M. M. Cohen Jr and S. Kreiborg
Department of Oral Biology, Faculty of Dentistry, Dalhousie University, Halifax, Nova Scotia, Canada.

This review of the Apert syndrome, based on our research experience with 136 cases, provides a clinically relevant pediatric perspective. The brain is megalencephalic, resulting in a disproportionately high cranium and a mean birth length and weight above the 50th percentile.

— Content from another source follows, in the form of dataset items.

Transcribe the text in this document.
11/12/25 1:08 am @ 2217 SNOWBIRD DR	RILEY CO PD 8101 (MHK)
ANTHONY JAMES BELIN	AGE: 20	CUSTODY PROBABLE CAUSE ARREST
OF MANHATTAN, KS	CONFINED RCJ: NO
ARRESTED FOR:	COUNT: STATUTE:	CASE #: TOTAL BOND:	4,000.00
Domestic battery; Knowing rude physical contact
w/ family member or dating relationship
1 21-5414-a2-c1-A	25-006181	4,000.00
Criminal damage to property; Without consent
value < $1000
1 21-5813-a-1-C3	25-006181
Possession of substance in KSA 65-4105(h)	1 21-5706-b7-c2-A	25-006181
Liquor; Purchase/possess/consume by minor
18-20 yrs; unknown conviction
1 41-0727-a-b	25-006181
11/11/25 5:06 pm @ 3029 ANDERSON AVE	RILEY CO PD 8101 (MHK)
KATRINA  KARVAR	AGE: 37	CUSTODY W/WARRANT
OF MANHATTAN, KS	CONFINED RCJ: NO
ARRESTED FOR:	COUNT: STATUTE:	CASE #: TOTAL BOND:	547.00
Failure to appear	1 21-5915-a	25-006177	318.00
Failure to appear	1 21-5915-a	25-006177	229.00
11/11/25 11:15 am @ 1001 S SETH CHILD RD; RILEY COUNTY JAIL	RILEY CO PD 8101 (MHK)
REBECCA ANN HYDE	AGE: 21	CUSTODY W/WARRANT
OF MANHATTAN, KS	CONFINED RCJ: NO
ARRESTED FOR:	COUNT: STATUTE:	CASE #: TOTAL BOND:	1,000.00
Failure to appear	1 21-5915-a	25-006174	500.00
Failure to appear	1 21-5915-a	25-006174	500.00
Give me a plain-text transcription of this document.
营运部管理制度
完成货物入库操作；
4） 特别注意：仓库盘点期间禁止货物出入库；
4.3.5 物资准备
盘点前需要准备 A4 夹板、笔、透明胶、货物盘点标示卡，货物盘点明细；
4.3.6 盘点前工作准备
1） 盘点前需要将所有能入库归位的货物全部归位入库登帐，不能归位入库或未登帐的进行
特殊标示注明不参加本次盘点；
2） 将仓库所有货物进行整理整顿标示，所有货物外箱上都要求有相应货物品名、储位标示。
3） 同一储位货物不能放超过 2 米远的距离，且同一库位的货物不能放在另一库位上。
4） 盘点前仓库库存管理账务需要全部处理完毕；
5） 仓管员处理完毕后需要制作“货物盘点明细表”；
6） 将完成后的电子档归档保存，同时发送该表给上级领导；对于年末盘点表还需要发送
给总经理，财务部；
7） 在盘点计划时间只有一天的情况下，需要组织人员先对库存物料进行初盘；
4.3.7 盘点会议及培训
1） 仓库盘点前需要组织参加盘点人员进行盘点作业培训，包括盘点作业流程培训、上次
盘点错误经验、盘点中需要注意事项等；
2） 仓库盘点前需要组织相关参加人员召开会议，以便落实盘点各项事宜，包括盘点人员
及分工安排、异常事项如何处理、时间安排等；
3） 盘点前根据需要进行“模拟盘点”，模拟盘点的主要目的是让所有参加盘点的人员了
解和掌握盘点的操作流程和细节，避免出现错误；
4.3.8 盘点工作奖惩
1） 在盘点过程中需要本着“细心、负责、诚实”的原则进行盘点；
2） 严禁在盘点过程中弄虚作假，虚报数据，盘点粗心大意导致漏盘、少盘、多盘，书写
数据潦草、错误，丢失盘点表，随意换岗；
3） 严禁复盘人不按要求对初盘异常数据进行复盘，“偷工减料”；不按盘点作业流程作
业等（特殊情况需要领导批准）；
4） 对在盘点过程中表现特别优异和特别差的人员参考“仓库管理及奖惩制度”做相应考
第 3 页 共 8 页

The growth pattern in childhood consists of a slowing of linear growth so that most values fall between the 5th and 50th percentiles. From adolescence to adulthood, slowing becomes more pronounced. Central nervous system abnormalities may occur in some cases, including malformations of the corpus callosum and limbic structures, gyral abnormalities, hypoplastic white matter, and heterotopic gray matter. Distortion ventriculomegaly is found because of the large brain in a misshapen skull. Progressive hydrocephalus is uncommon. Intelligence in patients with the Apert syndrome varies from normality to mental deficiency. Early release of the coronal suture and advancement and reshaping of the frontal bone reduce further dysmorphic and unwanted growth changes in the skull, but probably do not affect mentation. Associated cardiovascular and genitourinary anomalies occur in 10% and 9.6% of cases, respectively. Other important findings reviewed include upper- and lower-airway compromise, calvarial development, cervical vertebral anomalies, limb defects, ocular and otologic manifestations, and dermatologic characteristics.